Alors que les tensions politiques et économiques persistent en Nouvelle-Calédonie, l’Élysée a annoncé, le 29 mai, l’organisation d’une rencontre à Paris mi-juin (début juillet selon les dernières informations) pour clarifier les enjeux institutionnels, économiques et politiques du territoire. Cette initiative, pilotée par Emmanuel Macron lui-même, marque un tournant dans le dossier calédonien, traditionnellement géré par le ministère des Outre-mer.
Un désaveu pour Manuel Valls ?
Gil Brial, deuxième vice-président de la province Sud et membre de la délégation loyaliste, y voit une « reprise en main » par le président de la République.

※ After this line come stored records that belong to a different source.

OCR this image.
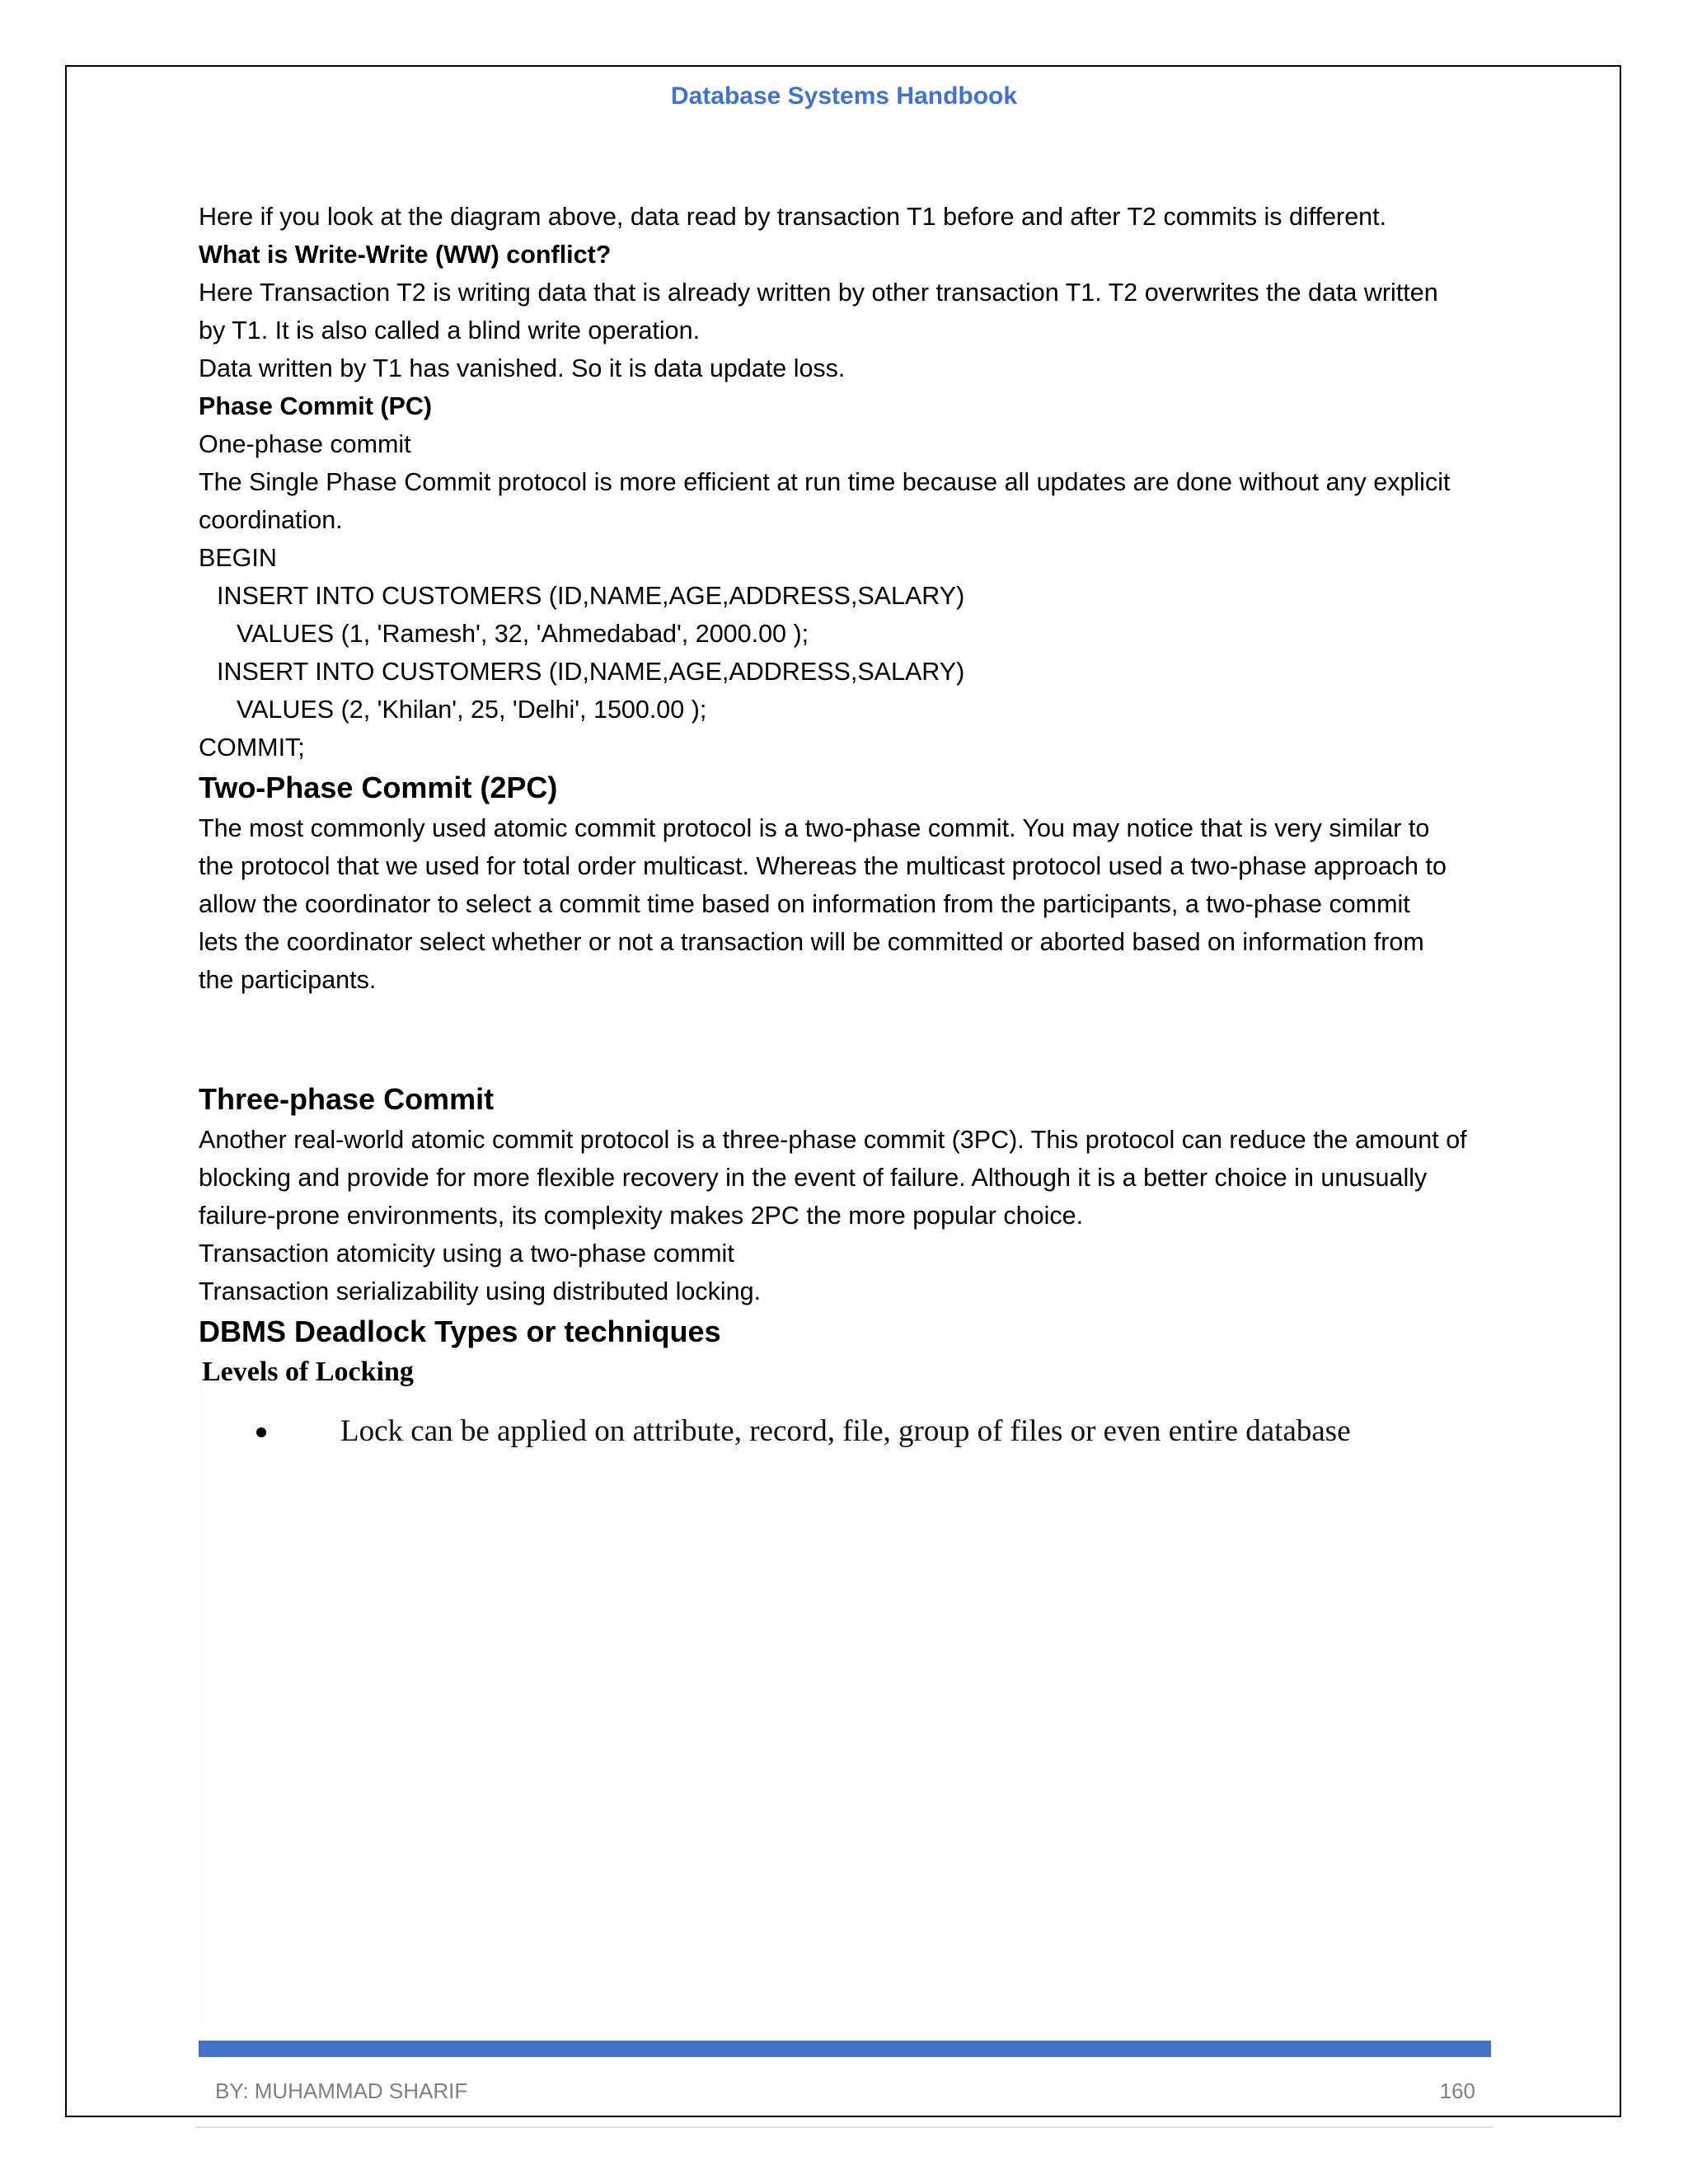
Database Systems Handbook

Here if you look at the diagram above, data read by transaction T1 before and after T2 commits is different.

What is Write-Write (WW) conflict?

Here Transaction T2 is writing data that is already written by other transaction T1. T2 overwrites the data written

by T1. It is also called a blind write operation.

Data written by T1 has vanished. So it is data update loss.

Phase Commit (PC)

One-phase commit

The Single Phase Commit protocol is more efficient at run time because all updates are done without any explicit

coordination.

BEGIN

INSERT INTO CUSTOMERS (ID,NAME,AGE,ADDRESS,SALARY)

VALUES (1, 'Ramesh', 32, 'Ahmedabad', 2000.00 );

INSERT INTO CUSTOMERS (ID,NAME,AGE,ADDRESS,SALARY)

VALUES (2, 'Khilan', 25, 'Delhi', 1500.00 );

COMMIT;

Two-Phase Commit (2PC)

The most commonly used atomic commit protocol is a two-phase commit. You may notice that is very similar to

the protocol that we used for total order multicast. Whereas the multicast protocol used a two-phase approach to

allow the coordinator to select a commit time based on information from the participants, a two-phase commit

lets the coordinator select whether or not a transaction will be committed or aborted based on information from

the participants.

Three-phase Commit

Another real-world atomic commit protocol is a three-phase commit (3PC). This protocol can reduce the amount of

blocking and provide for more flexible recovery in the event of failure. Although it is a better choice in unusually

failure-prone environments, its complexity makes 2PC the more popular choice.

Transaction atomicity using a two-phase commit

Transaction serializability using distributed locking.

DBMS Deadlock Types or techniques

Levels of Locking
Lock can be applied on attribute, record, file, group of files or even entire database
BY: MUHAMMAD SHARIF	160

Quand on regarde l’histoire, les accords de Matignon-Oudinot ont été portés par Michel Rocard, l’accord de Nouméa par Lionel Jospin. Là, c’est l’Élysée qui prend les rênes », souligne-t-il, interprétant ce mouvement comme un recadrage des méthodes de Manuel Valls, dont le projet pour la Nouvelle-Calédonie a été vivement critiqué.
Qui sera autour de la table ?
Si les détails restent flous, Gil Brial confirme que les discussions incluront non seulement les forces politiques locales, mais aussi des acteurs économiques.
Les entreprises calédoniennes sont en grande difficulté. Il faut une relance urgente, et pour cela, l’État doit s’engager davantage, notamment sur la filière nickel et la sécurisation des investissements, insiste-t-il.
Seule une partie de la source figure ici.